If there is one word that best describes Flynn Effect, it would be powerful. Surfacing as a live band in August 2014 and releasing their first album Skin just a few months later, Flynn Effect quickly established themselves within their scene as a force to be reckoned with – delivering a refreshing take on alternative rock and a theatrical live show featuring the band’s own self-created automatic lighting system, CO2 and pyrotechnics.
1. Chinese Acrylic Rhoads V
a. This guitar weighs a ton. It’s uncomfortable to wear, the neck is thick enough to row with and I sometime have to re-tune it multiple times per song, but at the end of the day, it’s an acrylic V with LEDs in it, and what’s more rock and roll than that?
2. Cort G110
a. This guitar was $200 brand new and yet has the audacity to be the most comfortable guitar I’ve ever picked up. It’s designed for young beginners, so it’s light. The body is an offset Strat shape which means the forearm cutout is in just the right spot to support my right hand technique, and the pickups sound thick and clear. I’ve put locking tuners in it (for the convenience) and got a new pickguard cut (because rainbow glitter acrylic is just fabulous) and I think it plays and sounds like a million dollars.
3. Moses Graphite Steinberger GL copy
a. This is a custom-made all-graphite guitar, made by Status Graphite and Oni Guitars. It weighs pretty much nothing and takes up very little space, making it the ideal travel instrument. Everybody had one of these in the 80s, but you never see them anymore, and I think that’s a damn shame.
1. Jeff Loomis
a. Not only is Jeff an unbelievably talented lead player, his rhythm chops are top-tier and he writes some very memorable and heavy riffs as well. His chunky rhythm tones on Dead Heart in a Dead World and This Godless Endeavour have been chased by studio engineers for over a decade now.

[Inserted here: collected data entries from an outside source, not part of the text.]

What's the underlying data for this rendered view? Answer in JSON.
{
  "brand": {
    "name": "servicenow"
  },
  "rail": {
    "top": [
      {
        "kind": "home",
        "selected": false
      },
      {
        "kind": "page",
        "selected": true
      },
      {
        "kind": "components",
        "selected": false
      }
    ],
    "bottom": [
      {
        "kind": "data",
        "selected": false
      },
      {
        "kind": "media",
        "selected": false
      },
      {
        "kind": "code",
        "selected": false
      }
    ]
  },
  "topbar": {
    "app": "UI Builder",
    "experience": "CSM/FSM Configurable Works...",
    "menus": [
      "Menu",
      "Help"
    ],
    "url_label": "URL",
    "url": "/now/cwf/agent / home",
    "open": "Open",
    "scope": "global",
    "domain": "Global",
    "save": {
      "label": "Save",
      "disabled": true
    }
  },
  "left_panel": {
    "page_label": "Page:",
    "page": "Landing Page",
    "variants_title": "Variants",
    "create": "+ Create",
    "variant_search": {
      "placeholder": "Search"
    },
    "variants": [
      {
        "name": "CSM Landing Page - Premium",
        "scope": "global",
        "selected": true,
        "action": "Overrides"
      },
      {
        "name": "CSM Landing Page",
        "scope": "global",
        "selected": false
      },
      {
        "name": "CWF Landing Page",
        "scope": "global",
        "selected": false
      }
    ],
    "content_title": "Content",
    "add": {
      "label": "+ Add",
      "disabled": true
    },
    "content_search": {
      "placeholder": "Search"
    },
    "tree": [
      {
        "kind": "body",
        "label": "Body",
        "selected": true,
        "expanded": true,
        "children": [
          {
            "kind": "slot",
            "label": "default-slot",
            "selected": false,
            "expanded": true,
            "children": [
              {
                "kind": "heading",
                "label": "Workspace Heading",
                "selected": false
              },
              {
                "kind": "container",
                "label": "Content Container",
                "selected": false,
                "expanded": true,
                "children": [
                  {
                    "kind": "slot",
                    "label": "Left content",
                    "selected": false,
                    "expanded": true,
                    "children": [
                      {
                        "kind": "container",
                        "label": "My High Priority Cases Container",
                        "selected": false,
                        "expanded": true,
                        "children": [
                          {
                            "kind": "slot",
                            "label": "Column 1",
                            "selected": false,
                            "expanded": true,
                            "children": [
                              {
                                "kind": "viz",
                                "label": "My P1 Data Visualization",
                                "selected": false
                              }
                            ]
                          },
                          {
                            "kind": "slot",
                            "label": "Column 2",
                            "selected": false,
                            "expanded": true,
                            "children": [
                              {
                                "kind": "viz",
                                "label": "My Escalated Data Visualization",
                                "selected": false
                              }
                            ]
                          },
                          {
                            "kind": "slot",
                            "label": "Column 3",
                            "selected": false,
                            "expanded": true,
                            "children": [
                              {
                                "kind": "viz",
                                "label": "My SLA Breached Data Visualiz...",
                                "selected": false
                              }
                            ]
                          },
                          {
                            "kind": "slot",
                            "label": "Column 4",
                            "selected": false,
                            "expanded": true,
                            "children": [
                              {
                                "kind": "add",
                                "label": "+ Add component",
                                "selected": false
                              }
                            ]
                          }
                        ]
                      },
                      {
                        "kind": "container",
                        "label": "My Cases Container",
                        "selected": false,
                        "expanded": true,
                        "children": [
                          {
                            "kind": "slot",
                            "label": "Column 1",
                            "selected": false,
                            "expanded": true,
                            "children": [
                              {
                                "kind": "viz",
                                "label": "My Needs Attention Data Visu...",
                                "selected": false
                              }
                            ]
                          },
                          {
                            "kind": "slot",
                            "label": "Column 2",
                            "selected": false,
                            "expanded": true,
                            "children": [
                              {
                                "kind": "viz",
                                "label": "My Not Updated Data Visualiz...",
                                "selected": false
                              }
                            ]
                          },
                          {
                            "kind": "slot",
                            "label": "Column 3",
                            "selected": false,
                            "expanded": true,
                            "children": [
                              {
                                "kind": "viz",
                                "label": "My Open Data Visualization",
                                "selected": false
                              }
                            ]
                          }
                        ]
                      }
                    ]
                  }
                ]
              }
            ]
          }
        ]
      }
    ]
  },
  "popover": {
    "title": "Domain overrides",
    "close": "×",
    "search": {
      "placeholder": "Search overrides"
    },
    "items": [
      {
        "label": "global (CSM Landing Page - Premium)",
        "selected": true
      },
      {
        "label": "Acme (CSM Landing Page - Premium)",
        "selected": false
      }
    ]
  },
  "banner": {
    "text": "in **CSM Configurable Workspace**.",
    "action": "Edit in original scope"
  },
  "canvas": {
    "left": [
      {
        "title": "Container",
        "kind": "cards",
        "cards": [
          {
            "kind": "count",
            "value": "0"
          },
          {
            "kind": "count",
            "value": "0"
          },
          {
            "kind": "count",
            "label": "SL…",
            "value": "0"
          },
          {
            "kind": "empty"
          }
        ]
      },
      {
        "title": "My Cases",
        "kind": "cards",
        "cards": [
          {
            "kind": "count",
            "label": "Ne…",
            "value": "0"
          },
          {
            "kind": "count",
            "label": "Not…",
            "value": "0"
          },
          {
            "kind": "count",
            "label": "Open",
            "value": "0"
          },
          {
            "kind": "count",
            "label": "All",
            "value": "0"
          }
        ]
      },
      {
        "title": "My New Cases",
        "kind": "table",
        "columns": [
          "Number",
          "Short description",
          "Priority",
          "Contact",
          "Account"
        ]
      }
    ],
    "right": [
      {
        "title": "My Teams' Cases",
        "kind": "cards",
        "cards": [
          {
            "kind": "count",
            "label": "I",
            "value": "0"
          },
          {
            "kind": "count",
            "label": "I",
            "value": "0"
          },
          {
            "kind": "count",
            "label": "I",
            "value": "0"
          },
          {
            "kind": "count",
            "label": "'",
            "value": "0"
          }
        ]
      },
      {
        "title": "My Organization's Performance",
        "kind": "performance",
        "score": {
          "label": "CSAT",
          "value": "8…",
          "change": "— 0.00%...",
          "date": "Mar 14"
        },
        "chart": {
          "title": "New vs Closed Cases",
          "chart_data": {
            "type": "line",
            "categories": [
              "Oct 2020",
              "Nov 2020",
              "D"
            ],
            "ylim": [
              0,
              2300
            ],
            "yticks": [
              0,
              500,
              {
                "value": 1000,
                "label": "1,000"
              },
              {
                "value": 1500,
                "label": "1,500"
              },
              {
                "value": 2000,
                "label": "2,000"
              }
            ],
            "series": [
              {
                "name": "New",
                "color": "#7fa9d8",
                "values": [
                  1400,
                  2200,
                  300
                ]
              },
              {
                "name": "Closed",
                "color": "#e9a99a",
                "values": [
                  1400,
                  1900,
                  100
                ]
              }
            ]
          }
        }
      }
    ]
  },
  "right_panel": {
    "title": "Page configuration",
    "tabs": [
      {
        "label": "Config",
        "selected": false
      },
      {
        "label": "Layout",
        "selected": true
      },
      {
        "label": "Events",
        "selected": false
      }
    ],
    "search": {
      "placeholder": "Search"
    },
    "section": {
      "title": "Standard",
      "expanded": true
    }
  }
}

Jeff is everything you want in a guitarist, and still remains a humble and polite guy.
2. Mikael Akerfeldt
a. Mikael’s songwriting is like nobody else’s and his use of unexpected chord changes and voicings have always been an influence on my own style. His riffs are aggressive and at the same time beautifully emotive, and his bluesy leads are haunting and tastefully understated.
3. James Hetfield
a. Yeah, yeah, I know. But hear me out. I learned to play guitar by playing Metallica songs and I think a lot of my contemporaries did, too. That’s going to leave a mark on you. They’ve had their missteps but James is still consistently putting on amazing shows night after night and is considered by many to be one of the best rhythm players in the game.